Wait a while. This gives other Bitfortip users time to come up with a good answer to your question. Because I’m a busy person, I finished up an article about the Blockchain that I was writing for another client while I waited for the first answers to come in.
Review the answers. Don’t forget to give the Bitcoin reward to the most useful answer. This gives users an incentive to provide better answers, which improves the Bitfortip community.
- Don’t forget to download the Android app. The style of Bitfortip’s Android app looks a little like Instagram. It’s pretty useful for when you’re out shopping and you see something you want, but you also want to see whether you can get a cheaper price for it without visiting five or six different websites. Download it on Google Play now.

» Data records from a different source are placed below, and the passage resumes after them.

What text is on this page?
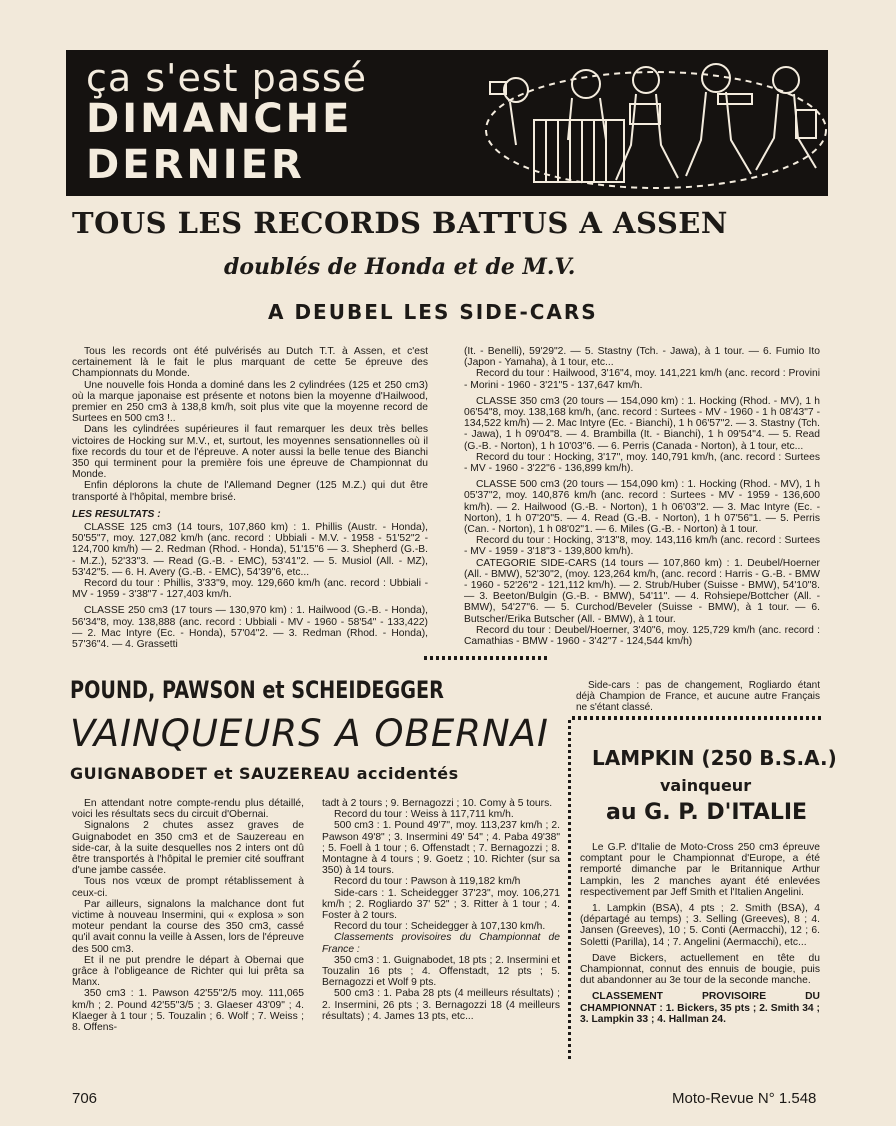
ça s'est passé
DIMANCHE
DERNIER
TOUS LES RECORDS BATTUS A ASSEN
doublés de Honda et de M.V.
A DEUBEL LES SIDE-CARS

Tous les records ont été pulvérisés au Dutch T.T. à Assen, et c'est certainement là le fait le plus marquant de cette 5e épreuve des Championnats du Monde.

Une nouvelle fois Honda a dominé dans les 2 cylindrées (125 et 250 cm3) où la marque japonaise est présente et notons bien la moyenne d'Hailwood, premier en 250 cm3 à 138,8 km/h, soit plus vite que la moyenne record de Surtees en 500 cm3 !..

Dans les cylindrées supérieures il faut remarquer les deux très belles victoires de Hocking sur M.V., et, surtout, les moyennes sensationnelles où il fixe records du tour et de l'épreuve. A noter aussi la belle tenue des Bianchi 350 qui terminent pour la première fois une épreuve de Championnat du Monde.

Enfin déplorons la chute de l'Allemand Degner (125 M.Z.) qui dut être transporté à l'hôpital, membre brisé.

LES RESULTATS :

CLASSE 125 cm3 (14 tours, 107,860 km) : 1. Phillis (Austr. - Honda), 50'55"7, moy. 127,082 km/h (anc. record : Ubbiali - M.V. - 1958 - 51'52"2 - 124,700 km/h) — 2. Redman (Rhod. - Honda), 51'15"6 — 3. Shepherd (G.-B. - M.Z.), 52'33"3. — Read (G.-B. - EMC), 53'41"2. — 5. Musiol (All. - MZ), 53'42"5. — 6. H. Avery (G.-B. - EMC), 54'39"6, etc...

Record du tour : Phillis, 3'33"9, moy. 129,660 km/h (anc. record : Ubbiali - MV - 1959 - 3'38"7 - 127,403 km/h.

CLASSE 250 cm3 (17 tours — 130,970 km) : 1. Hailwood (G.-B. - Honda), 56'34"8, moy. 138,888 (anc. record : Ubbiali - MV - 1960 - 58'54" - 133,422) — 2. Mac Intyre (Ec. - Honda), 57'04"2. — 3. Redman (Rhod. - Honda), 57'36"4. — 4. Grassetti

(It. - Benelli), 59'29"2. — 5. Stastny (Tch. - Jawa), à 1 tour. — 6. Fumio Ito (Japon - Yamaha), à 1 tour, etc...

Record du tour : Hailwood, 3'16"4, moy. 141,221 km/h (anc. record : Provini - Morini - 1960 - 3'21"5 - 137,647 km/h.

CLASSE 350 cm3 (20 tours — 154,090 km) : 1. Hocking (Rhod. - MV), 1 h 06'54"8, moy. 138,168 km/h, (anc. record : Surtees - MV - 1960 - 1 h 08'43"7 - 134,522 km/h) — 2. Mac Intyre (Ec. - Bianchi), 1 h 06'57"2. — 3. Stastny (Tch. - Jawa), 1 h 09'04"8. — 4. Brambilla (It. - Bianchi), 1 h 09'54"4. — 5. Read (G.-B. - Norton), 1 h 10'03"6. — 6. Perris (Canada - Norton), à 1 tour, etc...

Record du tour : Hocking, 3'17", moy. 140,791 km/h, (anc. record : Surtees - MV - 1960 - 3'22"6 - 136,899 km/h).

CLASSE 500 cm3 (20 tours — 154,090 km) : 1. Hocking (Rhod. - MV), 1 h 05'37"2, moy. 140,876 km/h (anc. record : Surtees - MV - 1959 - 136,600 km/h). — 2. Hailwood (G.-B. - Norton), 1 h 06'03"2. — 3. Mac Intyre (Ec. - Norton), 1 h 07'20"5. — 4. Read (G.-B. - Norton), 1 h 07'56"1. — 5. Perris (Can. - Norton), 1 h 08'02"1. — 6. Miles (G.-B. - Norton) à 1 tour.

Record du tour : Hocking, 3'13"8, moy. 143,116 km/h (anc. record : Surtees - MV - 1959 - 3'18"3 - 139,800 km/h).

CATEGORIE SIDE-CARS (14 tours — 107,860 km) : 1. Deubel/Hoerner (All. - BMW), 52'30"2, (moy. 123,264 km/h, (anc. record : Harris - G.-B. - BMW - 1960 - 52'26"2 - 121,112 km/h). — 2. Strub/Huber (Suisse - BMW), 54'10"8. — 3. Beeton/Bulgin (G.-B. - BMW), 54'11". — 4. Rohsiepe/Bottcher (All. - BMW), 54'27"6. — 5. Curchod/Beveler (Suisse - BMW), à 1 tour. — 6. Butscher/Erika Butscher (All. - BMW), à 1 tour.

Record du tour : Deubel/Hoerner, 3'40"6, moy. 125,729 km/h (anc. record : Camathias - BMW - 1960 - 3'42"7 - 124,544 km/h)

POUND, PAWSON et SCHEIDEGGER
VAINQUEURS A OBERNAI
GUIGNABODET et SAUZEREAU accidentés

Side-cars : pas de changement, Rogliardo étant déjà Champion de France, et aucune autre Français ne s'étant classé.

En attendant notre compte-rendu plus détaillé, voici les résultats secs du circuit d'Obernai.

Signalons 2 chutes assez graves de Guignabodet en 350 cm3 et de Sauzereau en side-car, à la suite desquelles nos 2 inters ont dû être transportés à l'hôpital le premier cité souffrant d'une jambe cassée.

Tous nos vœux de prompt rétablissement à ceux-ci.

Par ailleurs, signalons la malchance dont fut victime à nouveau Insermini, qui « explosa » son moteur pendant la course des 350 cm3, cassé qu'il avait connu la veille à Assen, lors de l'épreuve des 500 cm3.

Et il ne put prendre le départ à Obernai que grâce à l'obligeance de Richter qui lui prêta sa Manx.

350 cm3 : 1. Pawson 42'55"2/5 moy. 111,065 km/h ; 2. Pound 42'55"3/5 ; 3. Glaeser 43'09" ; 4. Klaeger à 1 tour ; 5. Touzalin ; 6. Wolf ; 7. Weiss ; 8. Offens-

tadt à 2 tours ; 9. Bernagozzi ; 10. Comy à 5 tours.

Record du tour : Weiss à 117,711 km/h.

500 cm3 : 1. Pound 49'7", moy. 113,237 km/h ; 2. Pawson 49'8" ; 3. Insermini 49' 54" ; 4. Paba 49'38" ; 5. Foell à 1 tour ; 6. Offenstadt ; 7. Bernagozzi ; 8. Montagne à 4 tours ; 9. Goetz ; 10. Richter (sur sa 350) à 14 tours.

Record du tour : Pawson à 119,182 km/h

Side-cars : 1. Scheidegger 37'23", moy. 106,271 km/h ; 2. Rogliardo 37' 52" ; 3. Ritter à 1 tour ; 4. Foster à 2 tours.

Record du tour : Scheidegger à 107,130 km/h.

Classements provisoires du Championnat de France :

350 cm3 : 1. Guignabodet, 18 pts ; 2. Insermini et Touzalin 16 pts ; 4. Offenstadt, 12 pts ; 5. Bernagozzi et Wolf 9 pts.

500 cm3 : 1. Paba 28 pts (4 meilleurs résultats) ; 2. Insermini, 26 pts ; 3. Bernagozzi 18 (4 meilleurs résultats) ; 4. James 13 pts, etc...

LAMPKIN (250 B.S.A.)
vainqueur
au G. P. D'ITALIE

Le G.P. d'Italie de Moto-Cross 250 cm3 épreuve comptant pour le Championnat d'Europe, a été remporté dimanche par le Britannique Arthur Lampkin, les 2 manches ayant été enlevées respectivement par Jeff Smith et l'Italien Angelini.

1. Lampkin (BSA), 4 pts ; 2. Smith (BSA), 4 (départagé au temps) ; 3. Selling (Greeves), 8 ; 4. Jansen (Greeves), 10 ; 5. Conti (Aermacchi), 12 ; 6. Soletti (Parilla), 14 ; 7. Angelini (Aermacchi), etc...

Dave Bickers, actuellement en tête du Championnat, connut des ennuis de bougie, puis dut abandonner au 3e tour de la seconde manche.

CLASSEMENT PROVISOIRE DU CHAMPIONNAT : 1. Bickers, 35 pts ; 2. Smith 34 ; 3. Lampkin 33 ; 4. Hallman 24.

706	Moto-Revue N° 1.548
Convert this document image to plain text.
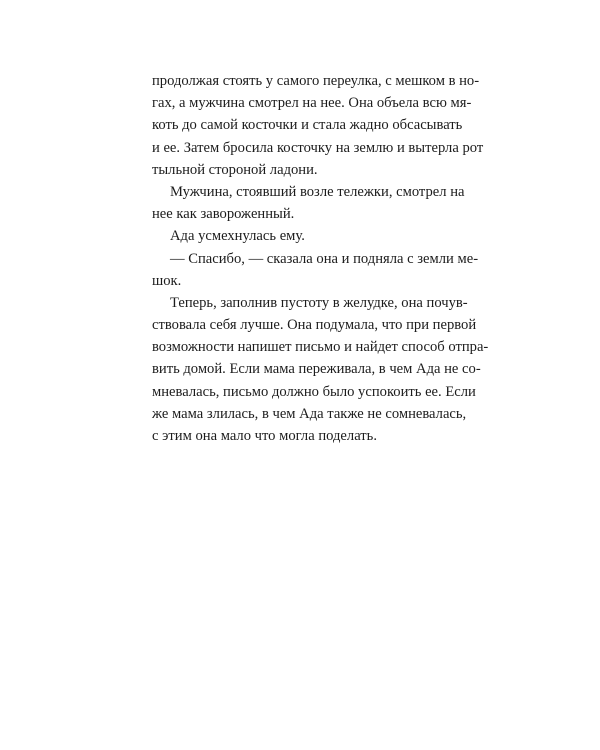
продолжая стоять у самого переулка, с мешком в но-
гах, а мужчина смотрел на нее. Она объела всю мя-
коть до самой косточки и стала жадно обсасывать
и ее. Затем бросила косточку на землю и вытерла рот
тыльной стороной ладони.
Мужчина, стоявший возле тележки, смотрел на
нее как завороженный.
Ада усмехнулась ему.
— Спасибо, — сказала она и подняла с земли ме-
шок.
Теперь, заполнив пустоту в желудке, она почув-
ствовала себя лучше. Она подумала, что при первой
возможности напишет письмо и найдет способ отпра-
вить домой. Если мама переживала, в чем Ада не со-
мневалась, письмо должно было успокоить ее. Если
же мама злилась, в чем Ада также не сомневалась,
с этим она мало что могла поделать.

From the asker’s perspective, Bitfortip is so simple and easy to use that a caveman could do it. So far, I’ve asked exactly two questions just based on a couple of topics I was curious about. The first asked where I might find the best deal on a trip to Washington, D.C., in mid-May. The other was where I could find a decent road-legal scooter for less than $1,000 including shipping costs if necessary. Neither of them have gotten very many answers, but then, Bitcointip appears to be fairly new and maybe just hasn’t had time to grow much yet.
Actually, looking around, I see that some questions got more answers than mine did. However, at least the answers I got pretty much stayed on topic. This may be a major concern if Bitfortip wants to get much farther than it already has. I could, for instance, wreck my reputation as an affiliate marketer by posting a lot of nonsensical spam links for travel sites like Great Value Vacations on the off chance of boosting my own travel fund by selling a few vacation packages. That kind of spam could discourage potential members who might legitimately be willing to reward a good answer to their question. How do you prevent members from posting “answers” that have nothing to do with the topic at hand?
It’s not really meant for big jobs, like writing an article or creating a decent logo. A typical tip isn’t much more than about 0.005 Bitcoin and you’re not going to get a research paper, complete with an MLA-style bibliography, for that price. However, my experience is that there are hidden deals in the nooks and crannies of the Internet that other Bitfortip members may be better than me at finding. Somebody found me a sweet-looking TaoTao scooter for $849 plus free shipping – definitely better than throwing $100+ down the drain for shipping on top of the sale price. Somebody found a $149 flight to Washington, D.C., with Spirit Airlines. I wasn’t that impressed with Spirit after the last time I (tried to) fly with that airline, but at least the Bitfortip members tried and could certainly save me a lot more money on my travel expenses than I spent on the tip. That’s assuming that I even decide to make the trip to Washington, D.C., for the Humans to Mars Summit this year.
I actually wouldn’t have been at all surprised if somebody mentioned a travel site such as CheapAir or Expedia, both of which accept Bitcoin, or maybe even BTCTrip, which accepts payments in Bitcoin, Litecoin and Dogecoin. Bitfortip is, after all, a website that uses Bitcoin and the Bitcoin community is pretty good about looking out for its own when it isn’t arguing about block sizes. Maybe nobody thought of it by the time I decided to choose the best answers.
The Bottom Line
This could get a little bit addictive if you’re one of those people who hates comparison shopping and wishes you could afford your own personal shopper. Bitfortip isn’t huge, but this is like crowdsourcing your Google searches and your online comparison shopping, basically. It’s what you do when you’ve found a product that costs $1,100 with shipping and you’d like to get that down to under $1,000, but have exhausted the limits of what you can find on your own. It’s also what you do when you just feel like calling it a night but know that you’re going to need answers by morning. As they say, work smarter, not harder, and give yourself permission to get a good night’s sleep while other people make a few lookups in the hope of earning that tip. And don’t forget to reward the answer that is most useful to you, because you’ll definitely be back for more and you want good answers.